Con dos de ellos, los más cercanos, mantuve entonces, y lo sigo haciendo ahora, larguísimas conversaciones acerca de la política y la vida (que a veces son lo mismo y a veces, no). También conservamos de aquella época la absurda tradición de hacer larguísimos análisis sobre lo que nos pasa, que somos gente de letras y, por ello, dados a la introspección y a la comedera de tarro.

La cosa es que tras uno de esos encuentros, de vuelta a casa con mi amiga C., se me ocurrió confesarle algo que, durante años, no dejaba de rondarme.

Uno de esos pensamientos parásitos que te asaltan cuando menos conviene, normalmente para desbaratarte el día.

"C. -le dije- ¿tú tienes alguna vez la sensación de que eres una impostora, no estás preparada para el trabajo que haces y un día alguien va a venir a decirte que recojas las cosas de tu despacho y salgas por la puerta sin mirar atrás?".

Si fui capaz de verbalizar esto delante de C. es porque, han de saberlo, tuve la fortísima intuición de que me entendería al instante. Así fue.

"Síndrome del impostor, se llama -me dijo-, y sí, me pasa muy frecuentemente".

A partir de ahí, por supuesto, el viaje se convirtió en un estudio exhaustivo de por qué nos sucedía eso. De si el origen de esa idea absurda tenía que ver con el hecho de que viniéramos de la educación pública, no hubiéramos estudiado en carísimas universidades de este o el otro lado del océano, no perteneciéramos a thinktanks o, sencillamente, ocurría porque éramos mujeres.

Y no errábamos demasiado, porque el término lo acuñaron, a finales de los 70, las psicólogas clínicas Pauline Clance y Suzanne Imes, quienes observaron que gran cantidad de mujeres tendían a creer que no eran inteligentes y que las demás personas las sobrestimaban. Bingo.

C. es, por supuesto, brillante.

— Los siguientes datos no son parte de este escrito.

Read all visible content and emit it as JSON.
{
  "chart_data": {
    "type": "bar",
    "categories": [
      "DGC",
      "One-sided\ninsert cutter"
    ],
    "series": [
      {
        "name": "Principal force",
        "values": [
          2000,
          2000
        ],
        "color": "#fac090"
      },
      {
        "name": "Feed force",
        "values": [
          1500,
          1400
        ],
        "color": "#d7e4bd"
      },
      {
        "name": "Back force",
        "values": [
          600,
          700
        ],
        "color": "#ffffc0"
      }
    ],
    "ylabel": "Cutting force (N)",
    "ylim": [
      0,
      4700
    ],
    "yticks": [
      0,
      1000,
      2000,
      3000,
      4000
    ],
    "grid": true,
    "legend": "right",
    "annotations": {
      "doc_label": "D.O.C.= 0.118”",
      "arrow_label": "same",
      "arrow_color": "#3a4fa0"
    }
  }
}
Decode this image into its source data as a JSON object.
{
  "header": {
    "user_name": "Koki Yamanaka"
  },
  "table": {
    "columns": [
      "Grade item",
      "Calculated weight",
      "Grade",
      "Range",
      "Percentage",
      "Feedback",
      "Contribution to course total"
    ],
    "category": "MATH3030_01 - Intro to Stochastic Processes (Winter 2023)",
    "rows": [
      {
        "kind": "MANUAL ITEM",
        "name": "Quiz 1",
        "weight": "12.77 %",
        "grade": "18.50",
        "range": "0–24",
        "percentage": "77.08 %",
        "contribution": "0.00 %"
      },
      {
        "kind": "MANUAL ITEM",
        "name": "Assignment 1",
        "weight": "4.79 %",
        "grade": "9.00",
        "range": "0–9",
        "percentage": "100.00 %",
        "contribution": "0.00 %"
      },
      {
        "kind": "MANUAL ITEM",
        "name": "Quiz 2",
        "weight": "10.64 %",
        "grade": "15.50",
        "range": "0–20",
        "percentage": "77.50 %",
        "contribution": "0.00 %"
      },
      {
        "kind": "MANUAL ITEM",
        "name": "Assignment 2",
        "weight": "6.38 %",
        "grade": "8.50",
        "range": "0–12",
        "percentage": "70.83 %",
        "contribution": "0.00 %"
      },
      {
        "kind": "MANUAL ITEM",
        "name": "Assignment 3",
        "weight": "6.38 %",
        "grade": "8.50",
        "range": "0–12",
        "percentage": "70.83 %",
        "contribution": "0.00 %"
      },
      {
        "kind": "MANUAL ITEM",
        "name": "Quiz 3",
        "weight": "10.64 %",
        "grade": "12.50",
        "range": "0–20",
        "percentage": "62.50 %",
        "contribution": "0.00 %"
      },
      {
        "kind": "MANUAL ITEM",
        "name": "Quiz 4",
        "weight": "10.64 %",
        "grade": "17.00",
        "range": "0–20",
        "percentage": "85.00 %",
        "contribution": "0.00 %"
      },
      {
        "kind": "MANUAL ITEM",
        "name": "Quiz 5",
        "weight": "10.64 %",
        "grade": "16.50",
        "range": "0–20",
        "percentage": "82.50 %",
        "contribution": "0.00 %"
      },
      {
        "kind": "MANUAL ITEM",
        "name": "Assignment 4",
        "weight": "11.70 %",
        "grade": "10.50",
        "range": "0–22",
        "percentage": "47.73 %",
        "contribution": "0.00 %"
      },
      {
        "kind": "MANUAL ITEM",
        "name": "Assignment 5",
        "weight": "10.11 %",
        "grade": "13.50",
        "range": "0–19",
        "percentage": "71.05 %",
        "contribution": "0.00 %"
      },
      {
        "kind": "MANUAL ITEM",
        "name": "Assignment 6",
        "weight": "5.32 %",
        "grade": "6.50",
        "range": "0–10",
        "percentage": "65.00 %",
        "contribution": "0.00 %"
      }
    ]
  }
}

Formadísima, disciplinada, inteligente... ¿Por qué iba ella a pensar que ese puesto de directiva que desempeñaba ya por aquel entonces, no le correspondía? ¿Por qué tenía que pensarlo yo, que trataba a diario con gente objetivamente mucho menos preparada que, sin embargo, se desenvolvía con una seguridad apabullante?

Pues porque la vida es así, ya lo decía Sandro Giacobbe.

De modo que el mundo se divide, grosso modo, en personas con el síndrome del impostor, en su gran mayoría mujeres, que, estando más que cualificadas, trabajan con más intensidad, tienen problemas en aceptar halagos o cumplidos y pierden el sueño por detalles absurdos, y personas incompetentes que se aprovechan de las primeras y que encuentran del todo imposible, por más evidencias que haya, creer en su propia incompetencia.

Esto último, por cierto, se engloba dentro del llamado efecto Dunning-Kruger y lo sufre todo aquel o aquella que hace gala de un sentimiento de superioridad infundado y es incapaz de reconocer su ineptitud, lo cual explicaría muchas cosas.

Pero, con la venia y con más calma, de eso hablamos otro día.